En effet, dans les cas où ces véhicules sont programmés avec des lois de fonctionnement inverses à celle des véhicules français, leur circulation devra-t-elle être libre, encadrée ou interdite sur le territoire hexagonal ?

Symbole de réussite pour les uns, objet d’utilité courante pour les autres, la voiture est aujourd’hui encore un bien rarement partagé. Même si depuis quelques années des initiatives venant d’entreprises, car ont démocratisé le concept, les chiffres du ministère de l’écologie faisaient état d’un taux de partage des véhicules n’excédant pas 5% en moyenne sur l’ensemble du territoire français en 2013.

De plus selon des études réalisées la même année (Donald Shop, RAC Fondation), le taux d’utilisation d’une voiture n’atteint même pas les 10% en moyenne. Le véhicule totalement autonome, capable de se passer de conducteur ouvre la voie à une consommation différente de la voiture.

Sur la base de modèles proches de celui d’Uber, il est possible d’imaginer la constitution de flottes de robot taxis disponibles en seulement quelques minutes pour les clients urbains dans un premier temps et en zone rurale dans un second temps.

Dans ce modèle, la voiture passe du statut de bien de consommation a celui de fournisseur de service. Si celui-ci venait à se généraliser, sa rentabilisation passerait automatiquement par l’augmentation du taux d’usage des véhicules.

En d’autres termes, une entreprise commerciale s’assurerait, à l’inverse d’un propriétaire particulier que ses véhicules passent le moins de temps possible en stationnement.

Ceci aurait un effet direct sur le volume de véhicules vendus : selon une étude récente, quelles que soient les dates exactes d’introduction des véhicules autonome de niveau 4 et 5, une baisse du nombre des voitures en circulation est à prévoir à l’horizon 2030. Par effet de levier les chiffres des ventes des constructeurs devraient diminuer d’autant.

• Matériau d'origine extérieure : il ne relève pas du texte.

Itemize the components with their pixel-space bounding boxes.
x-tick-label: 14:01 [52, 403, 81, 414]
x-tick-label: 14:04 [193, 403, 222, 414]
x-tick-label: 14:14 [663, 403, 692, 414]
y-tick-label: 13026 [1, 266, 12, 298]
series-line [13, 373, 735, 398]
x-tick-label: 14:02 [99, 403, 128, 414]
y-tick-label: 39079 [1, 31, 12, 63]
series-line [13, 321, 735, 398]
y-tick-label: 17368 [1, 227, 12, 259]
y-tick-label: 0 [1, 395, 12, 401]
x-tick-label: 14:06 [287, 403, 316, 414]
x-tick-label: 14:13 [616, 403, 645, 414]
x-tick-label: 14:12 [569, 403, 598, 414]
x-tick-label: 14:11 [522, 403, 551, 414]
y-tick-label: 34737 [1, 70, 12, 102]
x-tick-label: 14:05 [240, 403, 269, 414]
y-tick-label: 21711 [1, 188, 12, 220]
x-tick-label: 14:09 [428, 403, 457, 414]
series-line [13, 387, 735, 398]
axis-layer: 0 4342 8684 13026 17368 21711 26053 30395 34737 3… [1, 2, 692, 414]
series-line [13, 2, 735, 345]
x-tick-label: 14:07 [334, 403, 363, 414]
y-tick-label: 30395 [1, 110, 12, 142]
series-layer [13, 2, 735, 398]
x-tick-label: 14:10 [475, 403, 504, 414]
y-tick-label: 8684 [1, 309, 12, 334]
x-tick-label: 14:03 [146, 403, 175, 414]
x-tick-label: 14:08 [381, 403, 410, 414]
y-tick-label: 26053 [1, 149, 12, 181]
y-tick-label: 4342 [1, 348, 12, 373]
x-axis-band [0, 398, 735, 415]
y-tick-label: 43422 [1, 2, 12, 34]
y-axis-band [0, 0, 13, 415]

La 3e raison des retards consécutifs à l’introduction sur le marché des voitures autonomes est donc financière. En effet, on peut légitimement se demander quel intérêt les constructeurs aurait à dépenser des fortunes pour hâter les tests de validation et la mise en production de véhicules dont les chiffres de vente risquent de chuter à moyen terme.

On le voit donc, les questions restantes ouvertes au sujet de la voiture autonome sont toujours légions. Si les questions en ce qui concerne la maturité de la technologie restent bien entendu ouvertes, il est clair que les points bloquants sont ailleurs.

N’en doutons pas : la commercialisation des voitures sans conducteur est inévitable au regard des gains attendus en termes de prévention des accidents de la route. Toutefois il faudra tout d’abord que les pouvoirs publics proposent des réponses précises ainsi qu’un cadre législatif sérieux aux questions éthiques, sociales et juridiques, avant d’envisager une introduction en masse de ces véhicules Français.